Swimming in only four schoolgirl meets this season, Erin Tateishi is leaving her mark.
The Caribou freshman owns five state Class A top-10 times this season, including a No. 2 spot in the 100-yard backstroke.
In the water since she was a 5-year-old, Tateishi and her family moved to Stockholm two years ago from Denver following her father Richard’s retirement after 23 years in the Army.
After years of swimming, she was surprised to learn Caribou didn’t have a high school swim team.
“I was disappointed because I thought it was going to ruin all my training,” she said, adding she eventually wants a Division I swimming scholarship. “I thought I was never going to be able to swim on a team.”
She’s part of the four-member Aroostook Swim Club, which gives County swimmers an opportunity to swim at the high school level.
The swim club was incorporated this fall, but is in its fourth year of existence, according to president Frank Pytlak.
“[It] started out as a booster group 4-5 years ago because there were some Presque Isle girls who wanted to swim high school competition,” Pytlak said. “They kind of went through our rec center, and so finally, years later, these are the kids who are in high school.”

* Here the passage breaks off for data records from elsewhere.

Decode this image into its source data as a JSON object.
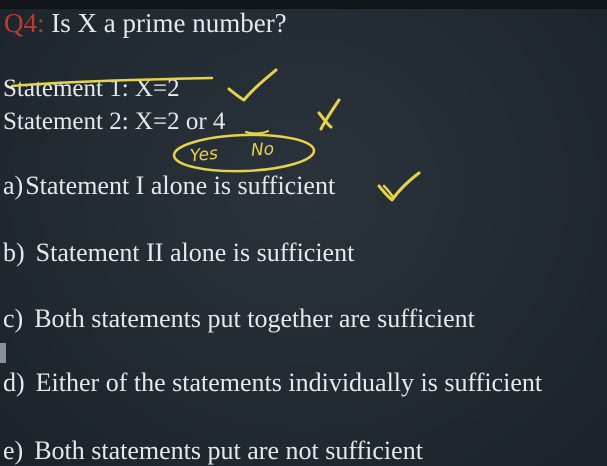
{
  "question": {
    "label": "Q4:",
    "text": "Is X a prime number?"
  },
  "statements": [
    {
      "text": "Statement 1: X=2"
    },
    {
      "text": "Statement 2: X=2 or 4"
    }
  ],
  "annotations": {
    "yes": "Yes",
    "no": "No",
    "ink_color": "#e8d24a"
  },
  "options": [
    {
      "letter": "a)",
      "text": "Statement I alone is sufficient"
    },
    {
      "letter": "b)",
      "text": "Statement II alone is sufficient"
    },
    {
      "letter": "c)",
      "text": "Both statements put together are sufficient"
    },
    {
      "letter": "d)",
      "text": "Either of the statements individually is sufficient"
    },
    {
      "letter": "e)",
      "text": "Both statements put are not sufficient"
    }
  ]
}
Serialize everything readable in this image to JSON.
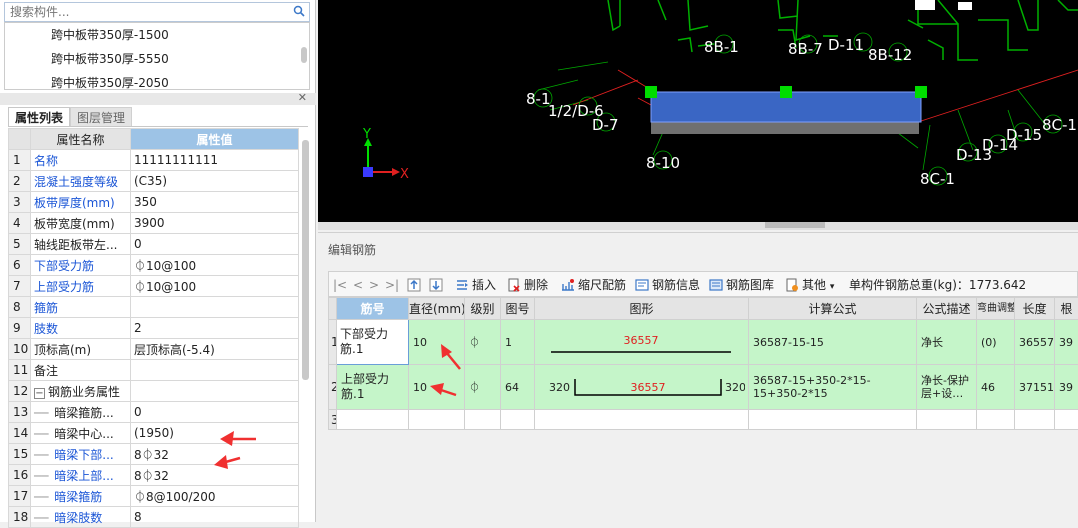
{
  "search": {
    "placeholder": "搜索构件..."
  },
  "component_list": [
    "跨中板带350厚-1500",
    "跨中板带350厚-5550",
    "跨中板带350厚-2050"
  ],
  "panel_tabs": {
    "active": "属性列表",
    "inactive": "图层管理"
  },
  "prop_headers": {
    "num": "",
    "name": "属性名称",
    "value": "属性值"
  },
  "properties": [
    {
      "num": "1",
      "name": "名称",
      "value": "11111111111",
      "blue": true
    },
    {
      "num": "2",
      "name": "混凝土强度等级",
      "value": "(C35)",
      "blue": true
    },
    {
      "num": "3",
      "name": "板带厚度(mm)",
      "value": "350",
      "blue": true
    },
    {
      "num": "4",
      "name": "板带宽度(mm)",
      "value": "3900",
      "blue": false
    },
    {
      "num": "5",
      "name": "轴线距板带左...",
      "value": "0",
      "blue": false
    },
    {
      "num": "6",
      "name": "下部受力筋",
      "value": "⏀10@100",
      "blue": true
    },
    {
      "num": "7",
      "name": "上部受力筋",
      "value": "⏀10@100",
      "blue": true
    },
    {
      "num": "8",
      "name": "箍筋",
      "value": "",
      "blue": true
    },
    {
      "num": "9",
      "name": "肢数",
      "value": "2",
      "blue": true
    },
    {
      "num": "10",
      "name": "顶标高(m)",
      "value": "层顶标高(-5.4)",
      "blue": false
    },
    {
      "num": "11",
      "name": "备注",
      "value": "",
      "blue": false
    },
    {
      "num": "12",
      "name": "钢筋业务属性",
      "value": "",
      "blue": false,
      "group": true
    },
    {
      "num": "13",
      "name": "暗梁箍筋...",
      "value": "0",
      "blue": false,
      "child": true
    },
    {
      "num": "14",
      "name": "暗梁中心...",
      "value": "(1950)",
      "blue": false,
      "child": true
    },
    {
      "num": "15",
      "name": "暗梁下部...",
      "value": "8⏀32",
      "blue": true,
      "child": true
    },
    {
      "num": "16",
      "name": "暗梁上部...",
      "value": "8⏀32",
      "blue": true,
      "child": true
    },
    {
      "num": "17",
      "name": "暗梁箍筋",
      "value": "⏀8@100/200",
      "blue": true,
      "child": true
    },
    {
      "num": "18",
      "name": "暗梁肢数",
      "value": "8",
      "blue": true,
      "child": true
    }
  ],
  "canvas": {
    "labels": [
      "8B-1",
      "8B-7",
      "D-11",
      "8B-12",
      "8-1",
      "1/2/D-6",
      "D-7",
      "8-10",
      "8C-1",
      "D-13",
      "D-14",
      "D-15",
      "8C-1"
    ],
    "axis_y": "Y",
    "axis_x": "X",
    "colors": {
      "beam_fill": "#3a66c4",
      "handle": "#00dd00",
      "axis_line": "#e02020",
      "grid_green": "#00aa00"
    }
  },
  "edit_panel": {
    "title": "编辑钢筋",
    "nav": [
      "|<",
      "<",
      ">",
      ">|"
    ],
    "toolbar": {
      "insert": "插入",
      "delete": "删除",
      "scale": "缩尺配筋",
      "info": "钢筋信息",
      "library": "钢筋图库",
      "other": "其他",
      "total": "单构件钢筋总重(kg)：1773.642"
    },
    "headers": [
      "",
      "筋号",
      "直径(mm)",
      "级别",
      "图号",
      "图形",
      "计算公式",
      "公式描述",
      "弯曲调整",
      "长度",
      "根"
    ],
    "rows": [
      {
        "rn": "1",
        "name": "下部受力筋.1",
        "dia": "10",
        "grade": "⏀",
        "fig": "1",
        "shape_left": "",
        "shape_mid": "36557",
        "shape_right": "",
        "formula": "36587-15-15",
        "desc": "净长",
        "bend": "(0)",
        "length": "36557",
        "count": "39"
      },
      {
        "rn": "2",
        "name": "上部受力筋.1",
        "dia": "10",
        "grade": "⏀",
        "fig": "64",
        "shape_left": "320",
        "shape_mid": "36557",
        "shape_right": "320",
        "formula": "36587-15+350-2*15-15+350-2*15",
        "desc": "净长-保护层+设…",
        "bend": "46",
        "length": "37151",
        "count": "39"
      }
    ],
    "empty_row": "3"
  }
}
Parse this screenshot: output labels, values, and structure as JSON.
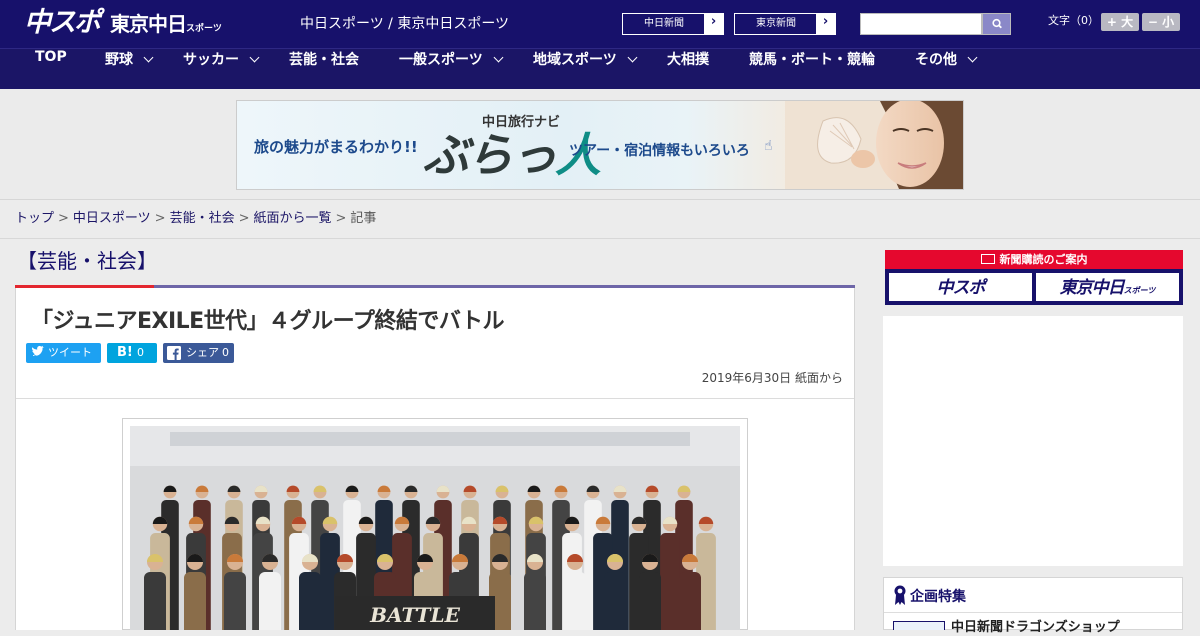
{
  "header": {
    "logo_chuspo": "中スポ",
    "logo_tokyo_main": "東京中日",
    "logo_tokyo_small": "スポーツ",
    "site_names": "中日スポーツ / 東京中日スポーツ",
    "paper_links": [
      "中日新聞",
      "東京新聞"
    ],
    "link_arrow": "›",
    "search_placeholder": "",
    "text_size_label": "文字（0）",
    "size_up_label": "+ 大",
    "size_down_label": "− 小"
  },
  "nav": {
    "items": [
      {
        "label": "TOP",
        "has_menu": false
      },
      {
        "label": "野球",
        "has_menu": true
      },
      {
        "label": "サッカー",
        "has_menu": true
      },
      {
        "label": "芸能・社会",
        "has_menu": false
      },
      {
        "label": "一般スポーツ",
        "has_menu": true
      },
      {
        "label": "地域スポーツ",
        "has_menu": true
      },
      {
        "label": "大相撲",
        "has_menu": false
      },
      {
        "label": "競馬・ボート・競輪",
        "has_menu": false
      },
      {
        "label": "その他",
        "has_menu": true
      }
    ]
  },
  "banner": {
    "catch": "旅の魅力がまるわかり!!",
    "kicker": "中日旅行ナビ",
    "title_main": "ぶらっ",
    "title_accent": "人",
    "sub": "ツアー・宿泊情報もいろいろ",
    "hand_icon": "☝"
  },
  "breadcrumb": {
    "items": [
      "トップ",
      "中日スポーツ",
      "芸能・社会",
      "紙面から一覧"
    ],
    "current": "記事",
    "separator": ">"
  },
  "article": {
    "category": "【芸能・社会】",
    "headline": "「ジュニアEXILE世代」４グループ終結でバトル",
    "share": {
      "tweet_label": "ツイート",
      "hatena_label": "B!",
      "hatena_count": "0",
      "facebook_label": "シェア",
      "facebook_count": "0"
    },
    "date": "2019年6月30日 紙面から",
    "photo_sign": "BATTLE"
  },
  "sidebar": {
    "subscription_heading": "新聞購読のご案内",
    "subscription_logos": [
      "中スポ",
      "東京中日"
    ],
    "subscription_logo_small": "スポーツ",
    "feature_title": "企画特集",
    "feature_item": "中日新聞ドラゴンズショップ"
  },
  "colors": {
    "brand_navy": "#17116b",
    "accent_red": "#e3262f",
    "twitter_blue": "#1da1f2",
    "hatena_blue": "#00a4de",
    "facebook_blue": "#3b5998"
  }
}
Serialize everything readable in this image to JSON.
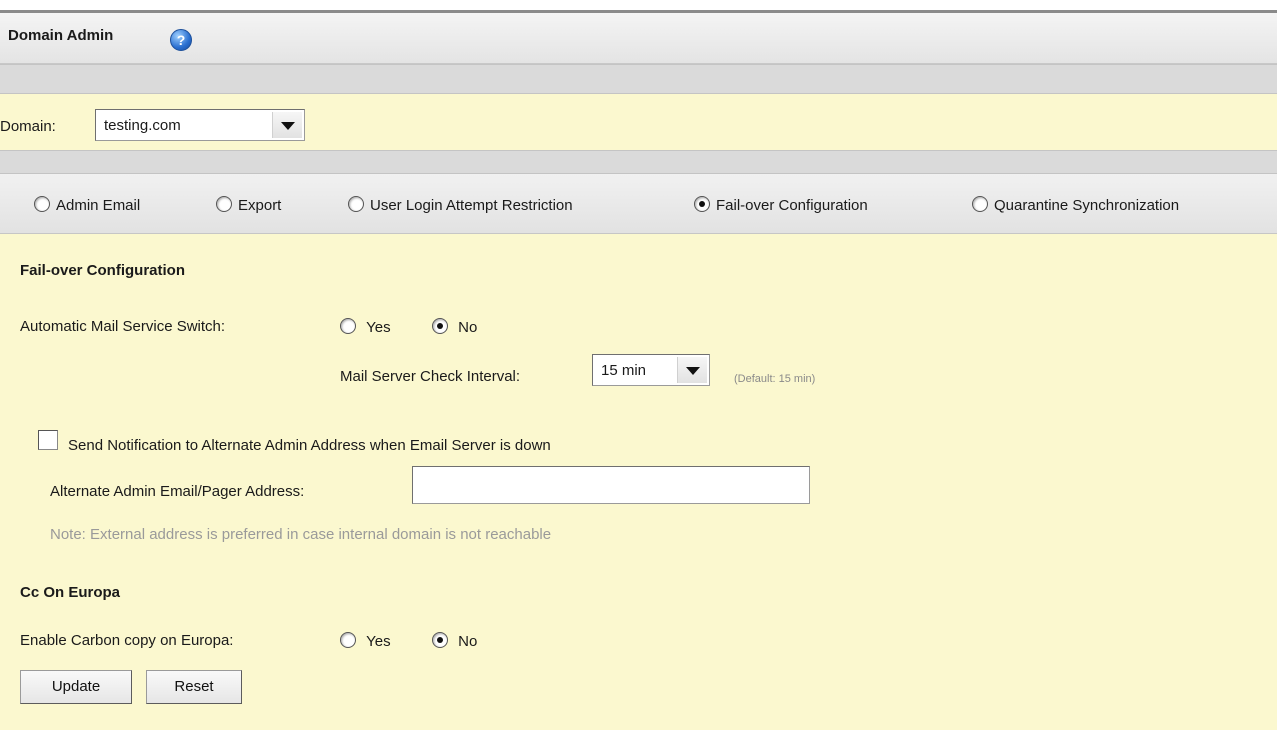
{
  "header": {
    "title": "Domain Admin",
    "help_icon": "help-icon",
    "help_glyph": "?"
  },
  "domain": {
    "label": "Domain:",
    "selected": "testing.com"
  },
  "tabs": [
    {
      "label": "Admin Email",
      "checked": false
    },
    {
      "label": "Export",
      "checked": false
    },
    {
      "label": "User Login Attempt Restriction",
      "checked": false
    },
    {
      "label": "Fail-over Configuration",
      "checked": true
    },
    {
      "label": "Quarantine Synchronization",
      "checked": false
    }
  ],
  "failover": {
    "section_title": "Fail-over Configuration",
    "auto_switch_label": "Automatic Mail Service Switch:",
    "yes_label": "Yes",
    "no_label": "No",
    "selected": "No",
    "interval_label": "Mail Server Check Interval:",
    "interval_value": "15 min",
    "interval_hint": "(Default: 15 min)",
    "notify_label": "Send Notification to Alternate Admin Address when Email Server is down",
    "notify_checked": false,
    "alt_address_label": "Alternate Admin Email/Pager Address:",
    "alt_address_value": "",
    "note": "Note: External address is preferred in case internal domain is not reachable"
  },
  "cc": {
    "section_title": "Cc On Europa",
    "enable_label": "Enable Carbon copy on Europa:",
    "yes_label": "Yes",
    "no_label": "No",
    "selected": "No"
  },
  "buttons": {
    "update": "Update",
    "reset": "Reset"
  }
}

The team, which includesPresque Isle senior Monique Cote and Fort Fairfield freshmen Melissa Butler and Nick Lynch, has picked up meets against Bangor, Ellsworth, Orono, and Old Town.
“It’s meant a lot to me [to swim against high school competition],” Cote, the team’s sole four-year member, said. “I’ve learned a whole lot because I’ve done this on my own.”
Tateishi has latched on with an Edmunston, New Brunswick, swim team which is the Canadian equivalent of a United States Swimming club, and is preparing for the Canadian Junior Nationals in two weeks.
She will not swim in Maine again until the girls Class A state championship meet on Saturday, Feb. 15. Cote has also qualified for the meet in the 200 freestyle.